Innovative support for tutors @ UJ
The recent shift in higher education to online platforms resulted in academic support programmes adopting a blended approach. At UJ, the tutor programme continued to offer support to student via online platforms. In order to support the tutors, the Centre for Academic Staff Development (CASD) needed to ensure that the tutors were adequately trained to facilitate learning in an online environment (Gahl, Gale, Kaestner, Yoshina, Paglione & Bergman 2021). Training had to equip tutors with the skills necessary to adapt
to the various roles that they were expected to play. Tutor training served to mimic and mirror the online learning space which tutors needed to navigate. The tutor training at UJ actively engaged tutors, viewed tutors as collaborators in co-creating knowledge, provided opportunities for self-reflection and allowed tutors to build on their existing knowledge and experience of learning. In this way, tutor training served to demonstrate and model how tutors could create and maintain a shared learning environment where participants had a voice and opinions and knowledge were valued (Clarence 2018).

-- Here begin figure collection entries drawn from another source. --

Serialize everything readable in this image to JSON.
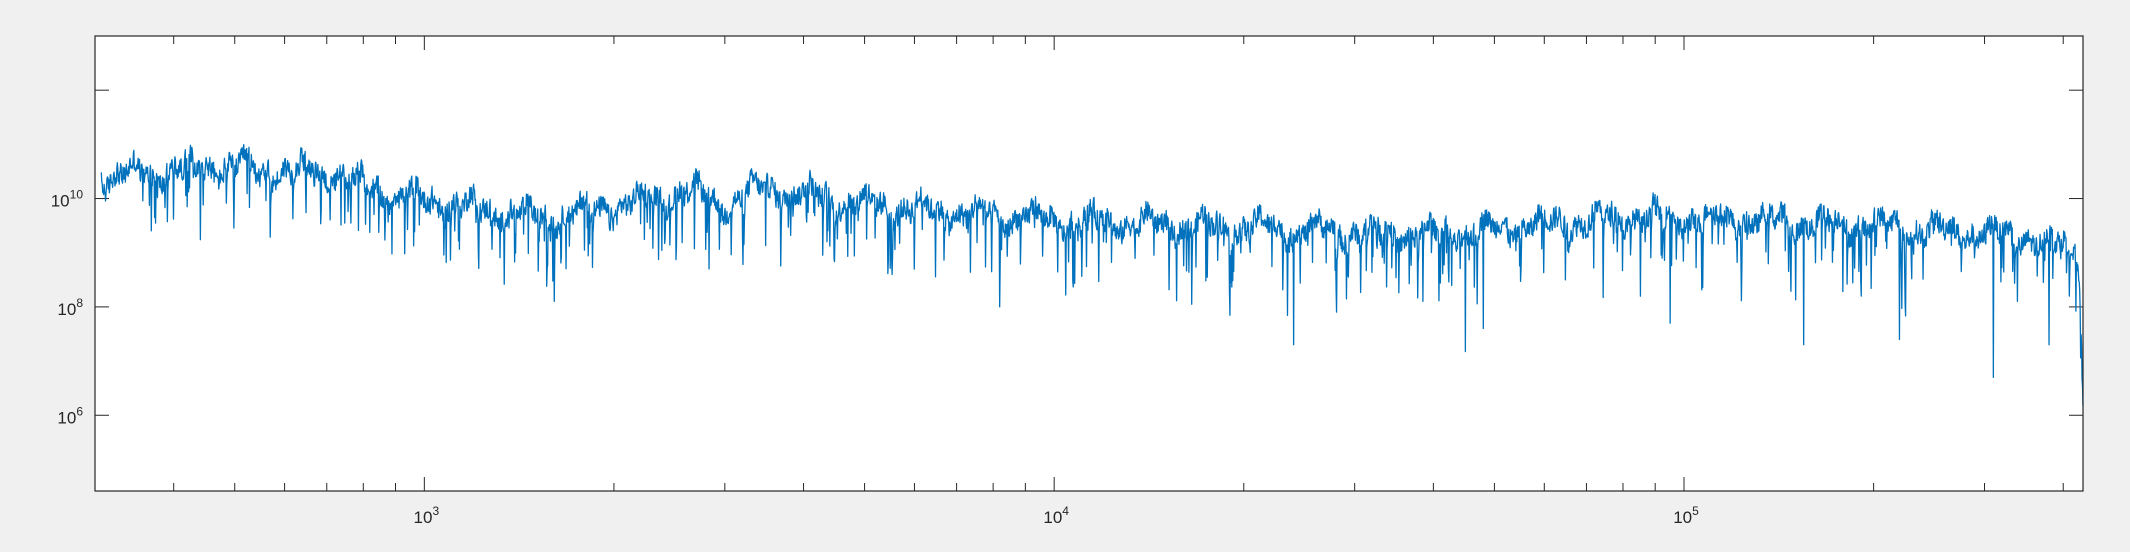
{
  "chart_data": {
    "type": "line",
    "title": "",
    "xlabel": "",
    "ylabel": "",
    "xscale": "log",
    "yscale": "log",
    "xlim": [
      300,
      430000
    ],
    "ylim": [
      40000,
      10000000000000
    ],
    "grid": false,
    "box": true,
    "line_color": "#0072bd",
    "background_color": "#f0f0f0",
    "axes_color": "#ffffff",
    "x_tick_labels": [
      "10^3",
      "10^4",
      "10^5"
    ],
    "y_tick_labels": [
      "10^6",
      "10^8",
      "10^10"
    ],
    "series": [
      {
        "style": "noisy-spectrum",
        "baseline": [
          [
            320,
            25000000000
          ],
          [
            450,
            40000000000
          ],
          [
            700,
            30000000000
          ],
          [
            900,
            12000000000
          ],
          [
            1500,
            4500000000
          ],
          [
            2000,
            7000000000
          ],
          [
            2600,
            15000000000
          ],
          [
            3000,
            8000000000
          ],
          [
            3500,
            16000000000
          ],
          [
            5000,
            8000000000
          ],
          [
            7000,
            5500000000
          ],
          [
            10000,
            4000000000
          ],
          [
            20000,
            3000000000
          ],
          [
            40000,
            2200000000
          ],
          [
            60000,
            3500000000
          ],
          [
            80000,
            4500000000
          ],
          [
            120000,
            4200000000
          ],
          [
            200000,
            3200000000
          ],
          [
            350000,
            2000000000
          ],
          [
            400000,
            1300000000
          ]
        ],
        "deep_dips": [
          [
            1600,
            300000000
          ],
          [
            8200,
            100000000
          ],
          [
            19000,
            70000000
          ],
          [
            24000,
            20000000
          ],
          [
            45000,
            15000000
          ],
          [
            48000,
            40000000
          ],
          [
            95000,
            50000000
          ],
          [
            155000,
            20000000
          ],
          [
            220000,
            25000000
          ],
          [
            310000,
            5000000
          ],
          [
            380000,
            20000000
          ]
        ],
        "end_value": [
          430000,
          1500000
        ]
      }
    ]
  }
}
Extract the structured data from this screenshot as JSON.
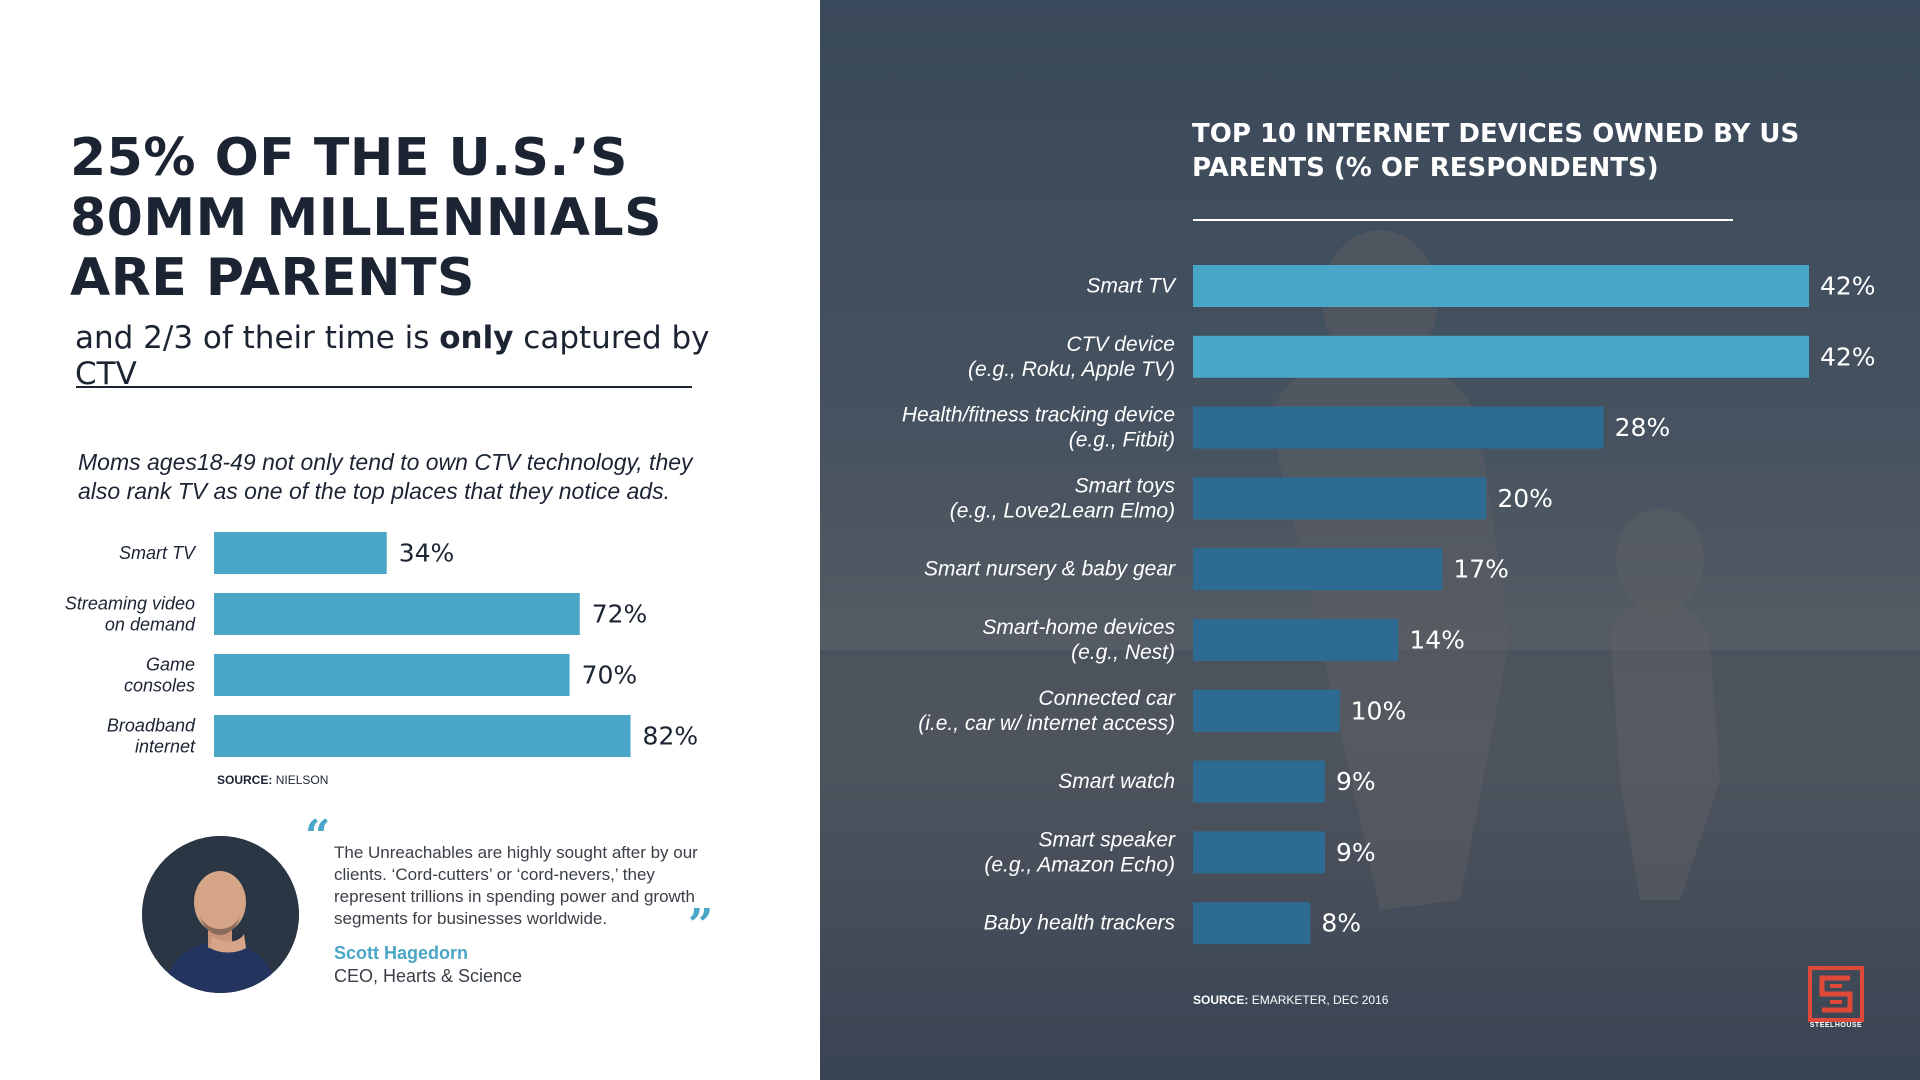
{
  "left": {
    "headline": [
      "25% OF THE U.S.’S",
      "80MM MILLENNIALS",
      "ARE PARENTS"
    ],
    "subhead": {
      "pre": "and 2/3 of their time is ",
      "bold": "only",
      "post": " captured by CTV"
    },
    "intro": "Moms ages18-49 not only tend to own CTV technology, they also rank TV as one of the top places that they notice ads.",
    "source_label": "SOURCE:",
    "source_value": "NIELSON",
    "quote": {
      "open_mark": "“",
      "close_mark": "”",
      "text": "The Unreachables are highly sought after by our clients. ‘Cord-cutters’ or ‘cord-nevers,’ they represent trillions in spending power and growth segments for businesses worldwide.",
      "author": "Scott Hagedorn",
      "title": "CEO, Hearts & Science"
    }
  },
  "right": {
    "title_line1": "TOP 10 INTERNET DEVICES OWNED BY US",
    "title_bold": "PARENTS",
    "title_rest": " (% OF RESPONDENTS)",
    "source_label": "SOURCE:",
    "source_value": "EMARKETER, DEC 2016",
    "logo_text": "STEELHOUSE"
  },
  "colors": {
    "bar_light": "#4aa6c6",
    "bar_dark": "#2e6b92",
    "text_dark": "#1c2433",
    "text_white": "#ffffff"
  },
  "chart_data": [
    {
      "type": "bar",
      "orientation": "horizontal",
      "title": "",
      "categories": [
        [
          "Smart TV"
        ],
        [
          "Streaming video",
          "on demand"
        ],
        [
          "Game",
          "consoles"
        ],
        [
          "Broadband",
          "internet"
        ]
      ],
      "values": [
        34,
        72,
        70,
        82
      ],
      "unit": "%",
      "xlim": [
        0,
        100
      ]
    },
    {
      "type": "bar",
      "orientation": "horizontal",
      "title": "TOP 10 INTERNET DEVICES OWNED BY US PARENTS (% OF RESPONDENTS)",
      "categories": [
        [
          "Smart TV"
        ],
        [
          "CTV device",
          "(e.g., Roku, Apple TV)"
        ],
        [
          "Health/fitness tracking device",
          "(e.g., Fitbit)"
        ],
        [
          "Smart toys",
          "(e.g., Love2Learn Elmo)"
        ],
        [
          "Smart nursery & baby gear"
        ],
        [
          "Smart-home devices",
          "(e.g., Nest)"
        ],
        [
          "Connected car",
          "(i.e., car w/ internet access)"
        ],
        [
          "Smart watch"
        ],
        [
          "Smart speaker",
          "(e.g., Amazon Echo)"
        ],
        [
          "Baby health trackers"
        ]
      ],
      "values": [
        42,
        42,
        28,
        20,
        17,
        14,
        10,
        9,
        9,
        8
      ],
      "unit": "%",
      "xlim": [
        0,
        42
      ],
      "highlight_top": 2
    }
  ]
}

The shift to an online environment necessitated a shift in UJ’s approach to tutor training. The CASD acknowledged that they would require more than just technical competence. They would require an understanding of the dynamics of online communication and interaction (Klimova & Poulova 2011). In addition, their roles would include a pedagogical
or intellectual role, which entails peer leaders using questions and probes to generate discussion around key concepts and ensuring that students are engaged; a social role, which focuses on the creation of friendly and comfortable social environments in which students feel that learning is possible; a managerial or organisational role, which involves setting learning objectives, establishing agendas for the learning activities, timetabling learning activities and tasks, clarifying procedural rules and decision-making norms; and a technical role, which deems that they are familiar, comfortable and competent with the institution’s learning management system and that they are able to effectively assist students (Berge 1995). Therefore, the tutor training at UJ was designed to ensure that peer leaders would be equipped with the skills to create learning environments where they could guide, facilitate, question and ultimately also learn within the platform which they needed to offer student support.